From aed44c863af04fe8eec7e9272e10a5c703c1e41e Mon Sep 17 00:00:00 2001
From: =?UTF-8?q?Aleix=20Conchillo=20Flaqu=C3=A9?= <aleix@daily.co>
Date: Mon, 19 Jan 2026 14:37:00 -0800
Subject: [PATCH] scripts(eval): give examples to numerical word answers

Some models need extra help.
---
 scripts/evals/eval.py | 7 ++++---
 1 file changed, 4 insertions(+), 3 deletions(-)

diff --git a/scripts/evals/eval.py b/scripts/evals/eval.py
index 7c6a72604..16598b4d7 100644
--- a/scripts/evals/eval.py
+++ b/scripts/evals/eval.py
@@ -293,12 +293,13 @@ async def run_eval_pipeline(
         "You should only call the eval function if:\n"
         "- The user explicitly attempts to answer the question, AND\n"
         f"- Their answer can be cleanly evaluated using: {eval_config.eval}\n"
-        "Ignore greetings, comments, non-answers, or requests for clarification."
+        "Ignore greetings, comments, non-answers, or requests for clarification.\n"

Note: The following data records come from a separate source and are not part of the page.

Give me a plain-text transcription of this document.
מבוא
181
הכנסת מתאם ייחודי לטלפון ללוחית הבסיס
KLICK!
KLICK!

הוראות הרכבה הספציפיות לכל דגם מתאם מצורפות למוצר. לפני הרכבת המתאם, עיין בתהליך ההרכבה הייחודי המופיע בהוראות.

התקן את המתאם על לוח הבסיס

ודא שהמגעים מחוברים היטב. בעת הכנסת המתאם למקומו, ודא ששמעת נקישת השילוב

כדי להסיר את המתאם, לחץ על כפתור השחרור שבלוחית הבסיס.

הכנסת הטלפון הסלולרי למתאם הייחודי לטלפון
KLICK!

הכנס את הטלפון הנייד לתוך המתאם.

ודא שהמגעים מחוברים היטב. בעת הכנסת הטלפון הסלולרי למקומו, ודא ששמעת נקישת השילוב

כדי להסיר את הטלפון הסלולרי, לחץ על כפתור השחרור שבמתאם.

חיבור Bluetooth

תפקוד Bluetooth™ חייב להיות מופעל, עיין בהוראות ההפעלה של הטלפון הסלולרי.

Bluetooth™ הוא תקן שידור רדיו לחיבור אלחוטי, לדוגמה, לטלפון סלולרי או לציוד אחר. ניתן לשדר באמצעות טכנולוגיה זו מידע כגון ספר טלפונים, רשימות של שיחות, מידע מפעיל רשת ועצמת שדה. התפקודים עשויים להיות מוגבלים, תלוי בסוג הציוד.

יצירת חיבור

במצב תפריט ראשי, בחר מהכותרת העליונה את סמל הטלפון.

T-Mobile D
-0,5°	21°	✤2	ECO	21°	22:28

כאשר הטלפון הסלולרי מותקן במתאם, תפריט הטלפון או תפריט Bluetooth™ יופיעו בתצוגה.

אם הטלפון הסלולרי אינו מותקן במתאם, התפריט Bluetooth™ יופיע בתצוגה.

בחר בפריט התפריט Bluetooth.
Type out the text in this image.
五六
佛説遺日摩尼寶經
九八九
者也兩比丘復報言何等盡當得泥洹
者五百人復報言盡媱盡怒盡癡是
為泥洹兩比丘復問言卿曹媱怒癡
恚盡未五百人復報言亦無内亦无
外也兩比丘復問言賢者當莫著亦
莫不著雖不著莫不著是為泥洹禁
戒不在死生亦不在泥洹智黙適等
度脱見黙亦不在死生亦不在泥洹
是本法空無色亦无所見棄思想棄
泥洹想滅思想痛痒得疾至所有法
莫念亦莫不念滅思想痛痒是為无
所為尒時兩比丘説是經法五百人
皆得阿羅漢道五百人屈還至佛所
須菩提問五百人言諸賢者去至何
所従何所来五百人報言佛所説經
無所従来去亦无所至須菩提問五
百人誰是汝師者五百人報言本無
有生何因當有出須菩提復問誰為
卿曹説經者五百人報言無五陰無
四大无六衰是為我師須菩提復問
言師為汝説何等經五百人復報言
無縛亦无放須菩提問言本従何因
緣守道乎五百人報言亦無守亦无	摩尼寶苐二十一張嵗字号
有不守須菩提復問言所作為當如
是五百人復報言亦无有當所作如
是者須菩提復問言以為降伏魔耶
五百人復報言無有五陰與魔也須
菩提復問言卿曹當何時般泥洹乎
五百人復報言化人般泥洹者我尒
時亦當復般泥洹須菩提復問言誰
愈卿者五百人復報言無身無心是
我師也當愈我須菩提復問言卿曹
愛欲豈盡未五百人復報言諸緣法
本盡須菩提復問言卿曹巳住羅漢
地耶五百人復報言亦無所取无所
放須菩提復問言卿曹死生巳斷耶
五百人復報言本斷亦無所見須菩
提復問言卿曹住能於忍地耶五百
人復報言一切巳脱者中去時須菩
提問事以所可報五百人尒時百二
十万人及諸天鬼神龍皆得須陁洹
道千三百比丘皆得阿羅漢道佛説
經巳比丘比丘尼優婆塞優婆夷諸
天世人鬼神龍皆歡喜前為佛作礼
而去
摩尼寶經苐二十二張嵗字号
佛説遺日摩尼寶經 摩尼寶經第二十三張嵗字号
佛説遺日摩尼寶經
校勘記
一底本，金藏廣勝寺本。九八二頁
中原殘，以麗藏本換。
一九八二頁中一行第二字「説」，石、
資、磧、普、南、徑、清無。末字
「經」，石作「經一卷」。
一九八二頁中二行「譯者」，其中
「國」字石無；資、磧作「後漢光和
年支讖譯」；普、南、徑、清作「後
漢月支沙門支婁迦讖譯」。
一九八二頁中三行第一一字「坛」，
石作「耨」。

+        "Numerical word answers are allowed (e.g., 'five' is the same as '5').\n"
     )
     if eval_config.eval_speaks_first:
-        system_prompt = f"You are an evaluation agent, be extremly brief. Numerical word answers are allowed. You will start the conversation by saying: '{example_prompt}'. {common_system_prompt}"
+        system_prompt = f"You are an evaluation agent, be extremly brief. You will start the conversation by saying: '{example_prompt}'. {common_system_prompt}"
     else:
-        system_prompt = f"You are an evaluation agent, be extremly brief. Numerical word answers are allowed. First, ask one question: {example_prompt}. {common_system_prompt}"
+        system_prompt = f"You are an evaluation agent, be extremly brief. First, ask one question: {example_prompt}. {common_system_prompt}"
 
     messages = [
         {